TypeError                                 Traceback (most recent call last)
<ipython-input-55-24454d388081> in <cell line: 0>()
     21         with torch.no_grad():
     22             print((weights.requires_grad, bias.requires_grad))
---> 23             weights -= weights.grad * lr
     24             bias -= bias.grad * lr
     25             weights.grad.zero_()

TypeError: unsupported operand type(s) for *: 'NoneType' and 'float'

Turns out that when I use the original definition:

weights = torch.randn(784, 10) / math.sqrt(784)
weights.requires_grad_()

this error is avoided, but I can’t figure out why? I know it’s got something to do with this division by sqrt of 784 because this also works:

weights = torch.randn(784, 10, requires_grad=True) # No division

Thanks in advance for any feedback.

A division is a differentiable operation and this weights is not a leaf tensor anymore. If you try to access its grad attribute you will see a warning explaining you are trying to access the gradient of a non-leaf.

1 Like

Thanks Piotr, that’s helpful. I see that weights variable is referring to a non-leaf node, but when we eventually compute a loss, shouldn’t that automatically result in a gradient calculation for every node in the underlying computational graph?

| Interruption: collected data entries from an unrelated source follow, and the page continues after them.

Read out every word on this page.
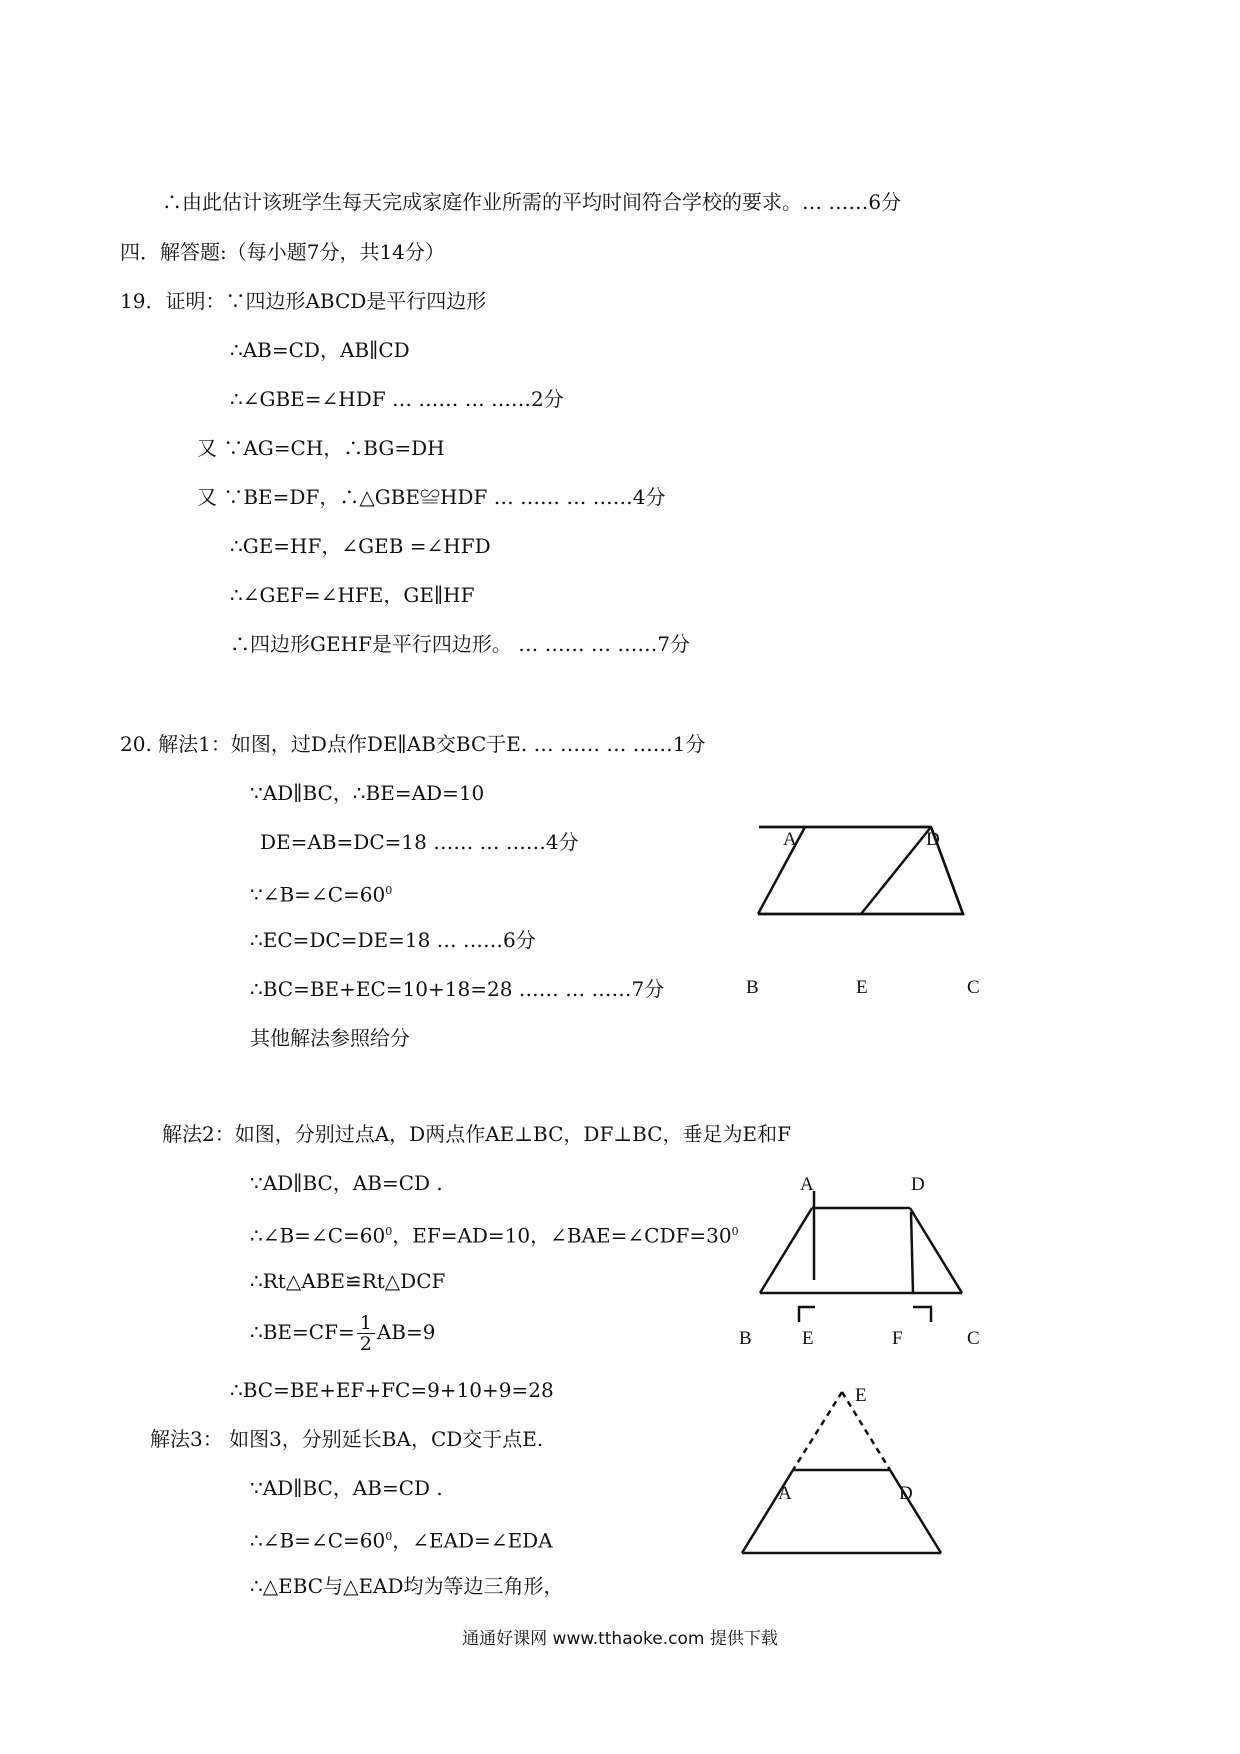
∴由此估计该班学生每天完成家庭作业所需的平均时间符合学校的要求。… ……6分
四．解答题:（每小题7分，共14分）
19．证明：∵四边形ABCD是平行四边形
∴AB=CD，AB∥CD
∴∠GBE=∠HDF … …… … ……2分
又 ∵AG=CH，∴BG=DH
又 ∵BE=DF，∴△GBE≌HDF … …… … ……4分
∴GE=HF，∠GEB =∠HFD
∴∠GEF=∠HFE，GE∥HF
∴四边形GEHF是平行四边形。 … …… … ……7分
20. 解法1：如图，过D点作DE∥AB交BC于E. … …… … ……1分
∵AD∥BC，∴BE=AD=10
DE=AB=DC=18 …… … ……4分
$\because\angle B=\angle C=60^0$
∴EC=DC=DE=18 … ……6分
∴BC=BE+EC=10+18=28 …… … ……7分
其他解法参照给分
解法2：如图，分别过点A，D两点作AE⊥BC，DF⊥BC，垂足为E和F
∵AD∥BC，AB=CD .
$\therefore\angle B=\angle C=60^0$，EF=AD=10，$\angle BAE=\angle CDF=30^0$
∴Rt△ABE≌Rt△DCF
∴BE=CF= $\frac{1}{2} AB=9$
∴BC=BE+EF+FC=9+10+9=28
解法3： 如图3，分别延长BA，CD交于点E.
∵AD∥BC，AB=CD .
$\therefore\angle B=\angle C=60^0$，∠EAD=∠EDA
∴△EBC与△EAD均为等边三角形，
A	D
B	E	C
A	D
B	E	F	C
E
A	D
通通好课网 www.tthaoke.com 提供下载
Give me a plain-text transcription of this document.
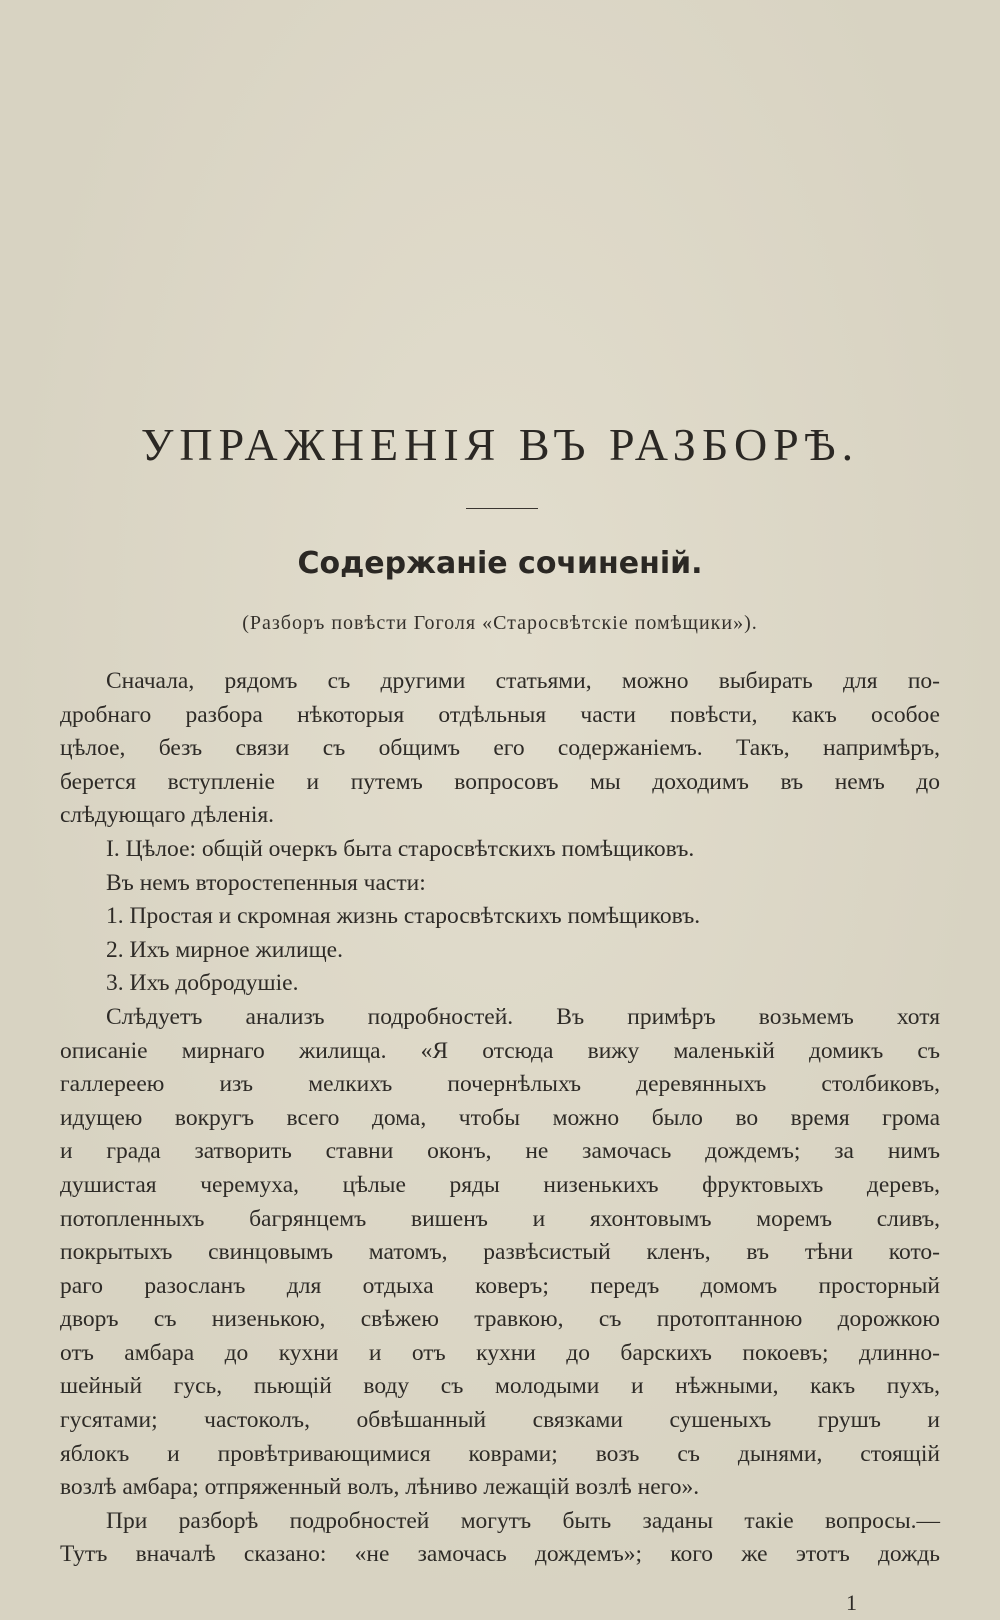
УПРАЖНЕНІЯ ВЪ РАЗБОРѢ.
Содержаніе сочиненій.
(Разборъ повѣсти Гоголя «Старосвѣтскіе помѣщики»).
Сначала, рядомъ съ другими статьями, можно выбирать для по-
дробнаго разбора нѣкоторыя отдѣльныя части повѣсти, какъ особое
цѣлое, безъ связи съ общимъ его содержаніемъ. Такъ, напримѣръ,
берется вступленіе и путемъ вопросовъ мы доходимъ въ немъ до
слѣдующаго дѣленія.
I. Цѣлое: общій очеркъ быта старосвѣтскихъ помѣщиковъ.
Въ немъ второстепенныя части:
1. Простая и скромная жизнь старосвѣтскихъ помѣщиковъ.
2. Ихъ мирное жилище.
3. Ихъ добродушіе.
Слѣдуетъ анализъ подробностей. Въ примѣръ возьмемъ хотя
описаніе мирнаго жилища. «Я отсюда вижу маленькій домикъ съ
галлереею изъ мелкихъ почернѣлыхъ деревянныхъ столбиковъ,
идущею вокругъ всего дома, чтобы можно было во время грома
и града затворить ставни оконъ, не замочась дождемъ; за нимъ
душистая черемуха, цѣлые ряды низенькихъ фруктовыхъ деревъ,
потопленныхъ багрянцемъ вишенъ и яхонтовымъ моремъ сливъ,
покрытыхъ свинцовымъ матомъ, развѣсистый кленъ, въ тѣни кото-
раго разосланъ для отдыха коверъ; передъ домомъ просторный
дворъ съ низенькою, свѣжею травкою, съ протоптанною дорожкою
отъ амбара до кухни и отъ кухни до барскихъ покоевъ; длинно-
шейный гусь, пьющій воду съ молодыми и нѣжными, какъ пухъ,
гусятами; частоколъ, обвѣшанный связками сушеныхъ грушъ и
яблокъ и провѣтривающимися коврами; возъ съ дынями, стоящій
возлѣ амбара; отпряженный волъ, лѣниво лежащій возлѣ него».
При разборѣ подробностей могутъ быть заданы такіе вопросы.—
Тутъ вначалѣ сказано: «не замочась дождемъ»; кого же этотъ дождь
1
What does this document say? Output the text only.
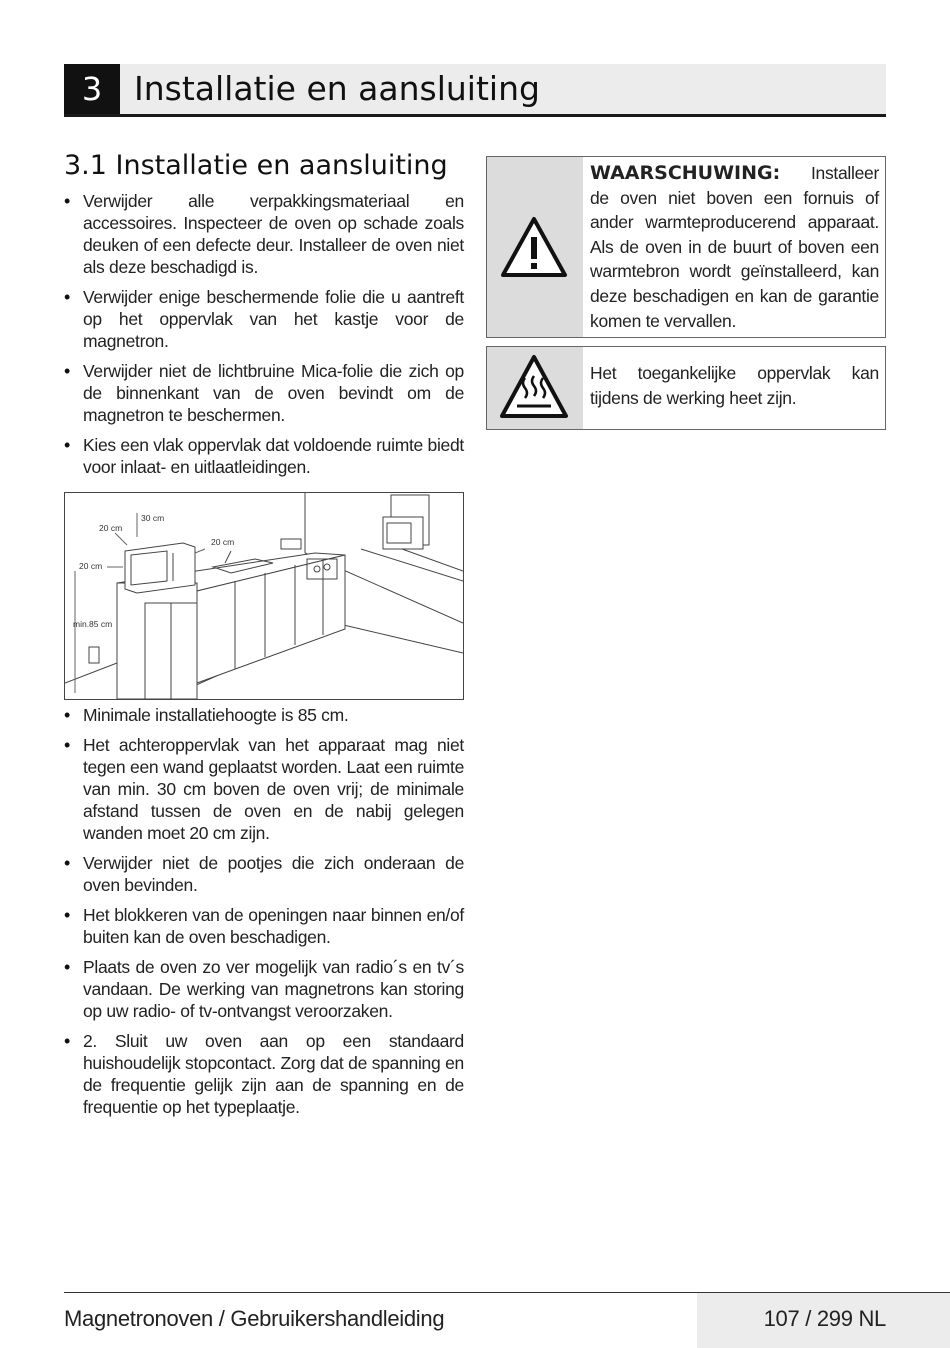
3 Installatie en aansluiting
3.1 Installatie en aansluiting
• Verwijder alle verpakkingsmateriaal en accessoires. Inspecteer de oven op schade zoals deuken of een defecte deur. Installeer de oven niet als deze beschadigd is.
• Verwijder enige beschermende folie die u aantreft op het oppervlak van het kastje voor de magnetron.
• Verwijder niet de lichtbruine Mica-folie die zich op de binnenkant van de oven bevindt om de magnetron te beschermen.
• Kies een vlak oppervlak dat voldoende ruimte biedt voor inlaat- en uitlaatleidingen.
30 cm
20 cm
20 cm
20 cm
min.85 cm
• Minimale installatiehoogte is 85 cm.
• Het achteroppervlak van het apparaat mag niet tegen een wand geplaatst worden. Laat een ruimte van min. 30 cm boven de oven vrij; de minimale afstand tussen de oven en de nabij gelegen wanden moet 20 cm zijn.
• Verwijder niet de pootjes die zich onderaan de oven bevinden.
• Het blokkeren van de openingen naar binnen en/of buiten kan de oven beschadigen.
• Plaats de oven zo ver mogelijk van radio´s en tv´s vandaan. De werking van magnetrons kan storing op uw radio- of tv-ontvangst veroorzaken.
• 2. Sluit uw oven aan op een standaard huishoudelijk stopcontact. Zorg dat de spanning en de frequentie gelijk zijn aan de spanning en de frequentie op het typeplaatje.
WAARSCHUWING: Installeer de oven niet boven een fornuis of ander warmteproducerend apparaat. Als de oven in de buurt of boven een warmtebron wordt geïnstalleerd, kan deze beschadigen en kan de garantie komen te vervallen.
Het toegankelijke oppervlak kan tijdens de werking heet zijn.
Magnetronoven / Gebruikershandleiding	107 / 299 NL
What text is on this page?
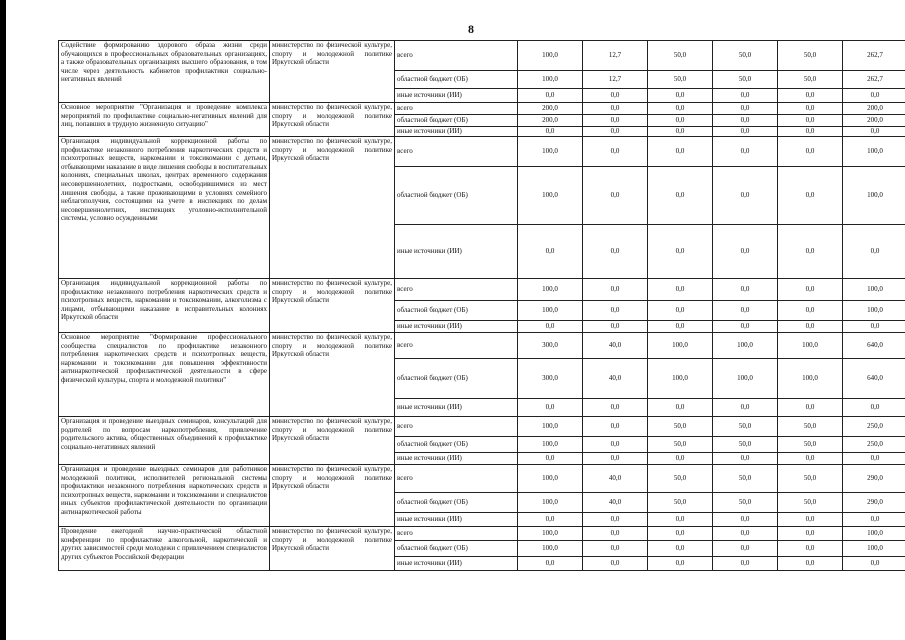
8
Содействие формированию здорового образа жизни среди обучающихся в профессиональных образовательных организациях, а также образовательных организациях высшего образования, в том числе через деятельность кабинетов профилактики социально-негативных явлений	министерство по физической культуре, спорту и молодежной политике Иркутской области	всего	100,0	12,7	50,0	50,0	50,0	262,7
		областной бюджет (ОБ)	100,0	12,7	50,0	50,0	50,0	262,7
		иные источники (ИИ)	0,0	0,0	0,0	0,0	0,0	0,0
Основное мероприятие "Организация и проведение комплекса мероприятий по профилактике социально-негативных явлений для лиц, попавших в трудную жизненную ситуацию"	министерство по физической культуре, спорту и молодежной политике Иркутской области	всего	200,0	0,0	0,0	0,0	0,0	200,0
		областной бюджет (ОБ)	200,0	0,0	0,0	0,0	0,0	200,0
		иные источники (ИИ)	0,0	0,0	0,0	0,0	0,0	0,0
Организация индивидуальной коррекционной работы по профилактике незаконного потребления наркотических средств и психотропных веществ, наркомании и токсикомании с детьми, отбывающими наказание в виде лишения свободы в воспитательных колониях, специальных школах, центрах временного содержания несовершеннолетних, подростками, освободившимися из мест лишения свободы, а также проживающими в условиях семейного неблагополучия, состоящими на учете в инспекциях по делам несовершеннолетних, инспекциях уголовно-исполнительной системы, условно осужденными	министерство по физической культуре, спорту и молодежной политике Иркутской области	всего	100,0	0,0	0,0	0,0	0,0	100,0
		областной бюджет (ОБ)	100,0	0,0	0,0	0,0	0,0	100,0
		иные источники (ИИ)	0,0	0,0	0,0	0,0	0,0	0,0
Организация индивидуальной коррекционной работы по профилактике незаконного потребления наркотических средств и психотропных веществ, наркомании и токсикомании, алкоголизма с лицами, отбывающими наказание в исправительных колониях Иркутской области	министерство по физической культуре, спорту и молодежной политике Иркутской области	всего	100,0	0,0	0,0	0,0	0,0	100,0
		областной бюджет (ОБ)	100,0	0,0	0,0	0,0	0,0	100,0
		иные источники (ИИ)	0,0	0,0	0,0	0,0	0,0	0,0
Основное мероприятие "Формирование профессионального сообщества специалистов по профилактике незаконного потребления наркотических средств и психотропных веществ, наркомании и токсикомании для повышения эффективности антинаркотической профилактической деятельности в сфере физической культуры, спорта и молодежной политики"	министерство по физической культуре, спорту и молодежной политике Иркутской области	всего	300,0	40,0	100,0	100,0	100,0	640,0
		областной бюджет (ОБ)	300,0	40,0	100,0	100,0	100,0	640,0
		иные источники (ИИ)	0,0	0,0	0,0	0,0	0,0	0,0
Организация и проведение выездных семинаров, консультаций для родителей по вопросам наркопотребления, привлечение родительского актива, общественных объединений к профилактике социально-негативных явлений	министерство по физической культуре, спорту и молодежной политике Иркутской области	всего	100,0	0,0	50,0	50,0	50,0	250,0
		областной бюджет (ОБ)	100,0	0,0	50,0	50,0	50,0	250,0
		иные источники (ИИ)	0,0	0,0	0,0	0,0	0,0	0,0
Организация и проведение выездных семинаров для работников молодежной политики, исполнителей региональной системы профилактики незаконного потребления наркотических средств и психотропных веществ, наркомании и токсикомании и специалистов иных субъектов профилактической деятельности по организации антинаркотической работы	министерство по физической культуре, спорту и молодежной политике Иркутской области	всего	100,0	40,0	50,0	50,0	50,0	290,0
		областной бюджет (ОБ)	100,0	40,0	50,0	50,0	50,0	290,0
		иные источники (ИИ)	0,0	0,0	0,0	0,0	0,0	0,0
Проведение ежегодной научно-практической областной конференции по профилактике алкогольной, наркотической и других зависимостей среди молодежи с привлечением специалистов других субъектов Российской Федерации	министерство по физической культуре, спорту и молодежной политике Иркутской области	всего	100,0	0,0	0,0	0,0	0,0	100,0
		областной бюджет (ОБ)	100,0	0,0	0,0	0,0	0,0	100,0
		иные источники (ИИ)	0,0	0,0	0,0	0,0	0,0	0,0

Two things I tried that didn’t work:

# Attempt 1
weights = torch.div(torch.randn(784, 10), math.sqrt(784), requires_grad=True)
#=> TypeError: div() received an invalid combination of arguments ...

and

# Attempt 2
weights = torch.randn(784, 10, requires_grad=True)
weights.div_(math.sqrt(784))
#=> RuntimeError: a leaf Variable that requires grad is being used in an in-place operation.

I feel like since the node is differentiable, there should be a gradient available on it regardless of whether it’s a leaf or not?

I’m not on my workstation but a warning should have been raised explaining how to access gradients from non-leaf tensors via .retain_grad. Search for this warning and don’t ignore it.

1 Like